What are the origins of pain?
There are two types of pain, but they are interconnected and the dreaming mind may often times not distinguish between the two clearly.
The first type is the physical pain. The physical pain is nothing but a reaction of the body to something that isn’t good for the body. It’s a signal for survival, a signal for something to change. It propels your body to act. All animals and all enlightened people experience physical pain. But in the separated state physical pain isn’t just pain, it is always accompanied by a degree of emotional pain, which comes from ideas that it shouldn’t be this way, that you shouldn’t experience physical pain. In the absence of those ideas, physical pain becomes very neutral. It’s still unpleasant for the body, of course, but it’s psychologically neutral. It even becomes possible to approach physical pain, feel it thoroughly and completely, and, to a certain extent, enjoy it. Allowing yourself to feel the physical pain that is there, instead of trying to resist the experience is very good spiritual practice. Of course, it doesn’t mean that you shouldn’t go to a doctror hehehe. These things are not mutually exclusive.
The second type of pain is emotional pain. That’s what in Buddhism and various other spiritual traditions is called suffering. All emotional pain comes from ego - from your own self-image, complete with ideas on who you are, how you should experience life, how other people should treat you, what should or shouldn’t have happened to you. We accumulate emotional pain since childhood and it bubbles up to the level of consciousness constantly in daily life. Most of our emotional pain and suffering is unconscious and it goes on without noticing. Emotional pain is the source of conditioning - the various traits we adopt to avoid experiencing it in the future and to seek emotional pleasure as a relief from the constant undercurrent of emotional pain which is always with us. The only way to release emotional pain is to allow yourself to experience it fully, without judgment, without analysis and with self-love and acceptance. That’s why meditation is uncomfortable for most people, and that’s why in long meditation sessions people often start to cry. This is also the source of what is called “bad trips” in psychedelic experiences. Both psychedelics and meditation take you into your unconscious, and the pain and suffering which is always with you is revealed to you there. That’s the reason meditative and psychedelic experiences, even though often times unpleasant, are also often viewed as profound, personally important, liberating and spiritual. You have the absolute capacity to experience and accept all the emotional pain that you carry with you - that’s basically what enlightenment is. The love in you is strong enough to accept it all. Not immediately, with time. By accepting it and allowing it we dissolve our emotional pain. The blissful aftertaste coming after spiritual experiences is, strictly speaking, the appreciation of the new level of freedom that came from accepting and releasing some of your emotional pain. That’s why it’s temporary - you get used to the new baseline, but whatever is left is still there. Enlightened beings never experience emotional pain.
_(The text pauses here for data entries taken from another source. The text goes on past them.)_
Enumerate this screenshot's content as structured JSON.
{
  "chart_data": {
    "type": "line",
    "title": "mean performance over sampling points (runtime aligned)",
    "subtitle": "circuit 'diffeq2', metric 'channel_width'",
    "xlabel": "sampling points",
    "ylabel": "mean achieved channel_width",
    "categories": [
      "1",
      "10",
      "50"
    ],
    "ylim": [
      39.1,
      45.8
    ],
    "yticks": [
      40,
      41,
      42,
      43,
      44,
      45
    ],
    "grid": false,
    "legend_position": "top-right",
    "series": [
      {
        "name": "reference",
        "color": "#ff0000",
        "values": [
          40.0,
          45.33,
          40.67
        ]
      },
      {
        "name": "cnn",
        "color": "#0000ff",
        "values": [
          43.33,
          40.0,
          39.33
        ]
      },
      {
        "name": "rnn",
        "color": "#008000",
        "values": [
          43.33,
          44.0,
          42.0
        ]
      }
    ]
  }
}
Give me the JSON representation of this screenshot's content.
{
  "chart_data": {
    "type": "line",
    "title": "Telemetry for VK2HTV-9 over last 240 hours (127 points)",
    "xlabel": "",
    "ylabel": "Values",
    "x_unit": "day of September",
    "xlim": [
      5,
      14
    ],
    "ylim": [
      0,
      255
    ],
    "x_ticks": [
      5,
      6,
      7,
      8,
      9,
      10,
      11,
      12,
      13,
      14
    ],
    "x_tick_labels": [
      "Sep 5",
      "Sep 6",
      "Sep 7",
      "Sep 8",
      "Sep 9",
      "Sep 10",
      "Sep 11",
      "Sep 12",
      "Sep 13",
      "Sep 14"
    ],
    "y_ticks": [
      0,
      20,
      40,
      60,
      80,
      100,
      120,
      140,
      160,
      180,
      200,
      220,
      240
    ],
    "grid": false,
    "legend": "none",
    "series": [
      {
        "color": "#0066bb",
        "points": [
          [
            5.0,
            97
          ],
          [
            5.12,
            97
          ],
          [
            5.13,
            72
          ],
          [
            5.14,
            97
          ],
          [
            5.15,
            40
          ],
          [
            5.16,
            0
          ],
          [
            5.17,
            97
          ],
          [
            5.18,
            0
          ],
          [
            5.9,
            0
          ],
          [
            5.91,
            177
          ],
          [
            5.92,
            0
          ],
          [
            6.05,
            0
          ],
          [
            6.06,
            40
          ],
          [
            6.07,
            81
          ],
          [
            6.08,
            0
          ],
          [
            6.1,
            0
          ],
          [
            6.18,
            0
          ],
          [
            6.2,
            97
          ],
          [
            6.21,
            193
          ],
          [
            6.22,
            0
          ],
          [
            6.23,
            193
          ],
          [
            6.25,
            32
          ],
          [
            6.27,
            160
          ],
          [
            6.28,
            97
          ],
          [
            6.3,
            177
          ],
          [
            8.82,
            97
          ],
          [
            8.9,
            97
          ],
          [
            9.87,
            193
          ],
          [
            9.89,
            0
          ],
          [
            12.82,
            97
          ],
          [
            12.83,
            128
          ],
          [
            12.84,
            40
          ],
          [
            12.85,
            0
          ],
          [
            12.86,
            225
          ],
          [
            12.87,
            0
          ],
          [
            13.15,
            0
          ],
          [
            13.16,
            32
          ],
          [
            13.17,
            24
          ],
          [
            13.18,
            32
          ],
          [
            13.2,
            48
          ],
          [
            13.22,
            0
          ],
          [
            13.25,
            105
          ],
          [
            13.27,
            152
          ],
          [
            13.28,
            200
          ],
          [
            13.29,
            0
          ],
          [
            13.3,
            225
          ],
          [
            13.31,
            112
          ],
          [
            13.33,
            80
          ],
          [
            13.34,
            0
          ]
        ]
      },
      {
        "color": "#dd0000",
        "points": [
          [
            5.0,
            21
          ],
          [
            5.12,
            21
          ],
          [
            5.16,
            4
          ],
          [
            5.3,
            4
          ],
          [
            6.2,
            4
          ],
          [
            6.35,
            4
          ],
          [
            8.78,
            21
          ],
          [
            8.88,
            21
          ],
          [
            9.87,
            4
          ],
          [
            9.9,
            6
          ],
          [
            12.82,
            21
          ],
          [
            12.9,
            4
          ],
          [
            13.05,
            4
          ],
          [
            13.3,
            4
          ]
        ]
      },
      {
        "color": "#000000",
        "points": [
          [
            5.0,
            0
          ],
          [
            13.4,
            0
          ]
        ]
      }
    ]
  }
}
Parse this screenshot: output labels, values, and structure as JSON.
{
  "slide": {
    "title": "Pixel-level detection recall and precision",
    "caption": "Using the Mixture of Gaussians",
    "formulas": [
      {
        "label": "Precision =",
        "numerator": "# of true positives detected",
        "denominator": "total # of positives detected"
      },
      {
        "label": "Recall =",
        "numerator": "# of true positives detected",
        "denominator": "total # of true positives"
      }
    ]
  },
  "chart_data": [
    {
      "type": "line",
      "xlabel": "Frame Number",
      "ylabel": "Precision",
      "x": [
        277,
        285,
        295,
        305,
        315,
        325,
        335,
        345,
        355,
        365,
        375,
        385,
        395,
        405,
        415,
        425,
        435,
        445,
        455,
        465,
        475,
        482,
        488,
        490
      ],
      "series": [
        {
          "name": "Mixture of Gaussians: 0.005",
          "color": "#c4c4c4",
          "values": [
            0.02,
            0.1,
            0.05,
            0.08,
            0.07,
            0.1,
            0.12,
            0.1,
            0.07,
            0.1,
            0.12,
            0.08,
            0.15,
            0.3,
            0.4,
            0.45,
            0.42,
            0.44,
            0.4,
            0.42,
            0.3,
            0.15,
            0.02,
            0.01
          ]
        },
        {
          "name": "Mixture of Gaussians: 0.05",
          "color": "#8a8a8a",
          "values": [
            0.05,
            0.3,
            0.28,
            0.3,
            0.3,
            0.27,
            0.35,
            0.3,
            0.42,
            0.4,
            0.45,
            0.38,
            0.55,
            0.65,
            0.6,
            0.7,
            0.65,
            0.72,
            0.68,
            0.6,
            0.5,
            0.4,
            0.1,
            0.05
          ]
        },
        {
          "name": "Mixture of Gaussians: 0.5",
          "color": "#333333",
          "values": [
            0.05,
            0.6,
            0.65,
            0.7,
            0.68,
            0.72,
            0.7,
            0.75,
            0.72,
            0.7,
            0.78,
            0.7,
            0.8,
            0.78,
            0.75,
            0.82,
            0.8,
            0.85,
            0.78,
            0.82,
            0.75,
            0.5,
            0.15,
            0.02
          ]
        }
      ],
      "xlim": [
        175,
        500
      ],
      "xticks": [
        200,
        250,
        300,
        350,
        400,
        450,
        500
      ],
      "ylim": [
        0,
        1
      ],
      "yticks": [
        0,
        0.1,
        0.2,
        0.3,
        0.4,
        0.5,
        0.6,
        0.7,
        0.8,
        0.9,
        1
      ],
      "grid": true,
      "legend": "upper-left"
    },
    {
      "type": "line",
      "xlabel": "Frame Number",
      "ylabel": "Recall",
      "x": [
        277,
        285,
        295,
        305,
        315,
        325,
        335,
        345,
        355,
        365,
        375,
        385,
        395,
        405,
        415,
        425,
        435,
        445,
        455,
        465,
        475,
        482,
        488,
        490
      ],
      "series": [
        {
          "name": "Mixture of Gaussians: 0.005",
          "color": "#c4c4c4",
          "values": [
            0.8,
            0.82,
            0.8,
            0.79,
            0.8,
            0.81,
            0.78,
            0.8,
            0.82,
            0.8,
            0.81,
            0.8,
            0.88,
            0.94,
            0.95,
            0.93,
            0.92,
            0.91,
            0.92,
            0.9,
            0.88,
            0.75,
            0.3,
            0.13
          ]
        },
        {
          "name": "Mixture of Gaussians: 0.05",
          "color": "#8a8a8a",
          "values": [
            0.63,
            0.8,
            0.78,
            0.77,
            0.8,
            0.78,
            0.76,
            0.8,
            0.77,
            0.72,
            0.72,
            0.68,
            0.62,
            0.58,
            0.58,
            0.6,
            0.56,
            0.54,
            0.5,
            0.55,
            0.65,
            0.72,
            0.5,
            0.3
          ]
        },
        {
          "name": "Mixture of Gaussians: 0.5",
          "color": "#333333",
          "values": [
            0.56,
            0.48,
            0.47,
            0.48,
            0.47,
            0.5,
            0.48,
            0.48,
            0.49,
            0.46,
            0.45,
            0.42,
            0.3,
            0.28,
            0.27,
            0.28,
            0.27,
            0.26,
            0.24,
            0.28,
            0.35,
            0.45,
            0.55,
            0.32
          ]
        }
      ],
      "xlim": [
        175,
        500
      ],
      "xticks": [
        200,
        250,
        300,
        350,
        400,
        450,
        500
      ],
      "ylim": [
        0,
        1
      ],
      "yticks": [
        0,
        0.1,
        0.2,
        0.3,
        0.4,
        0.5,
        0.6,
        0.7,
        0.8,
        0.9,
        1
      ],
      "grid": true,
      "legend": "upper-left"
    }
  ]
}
Sometimes emotional pain also gets intertwined with physical pain, and during an intense emotional experience physical pain can also manifest itself as unpleasant sensation in the body, of various intensity, in rare cases even overwhelming. This is normal, and it’s not dangerous. Our neural system is vast and interconnected. The body responds to suppressed emotional pain with various ticks and tensions. Unraveling it all can sometimes feel unpleasant physically. That’s not a problem, just stay with the experience and allow yourself to have it and accept it with love.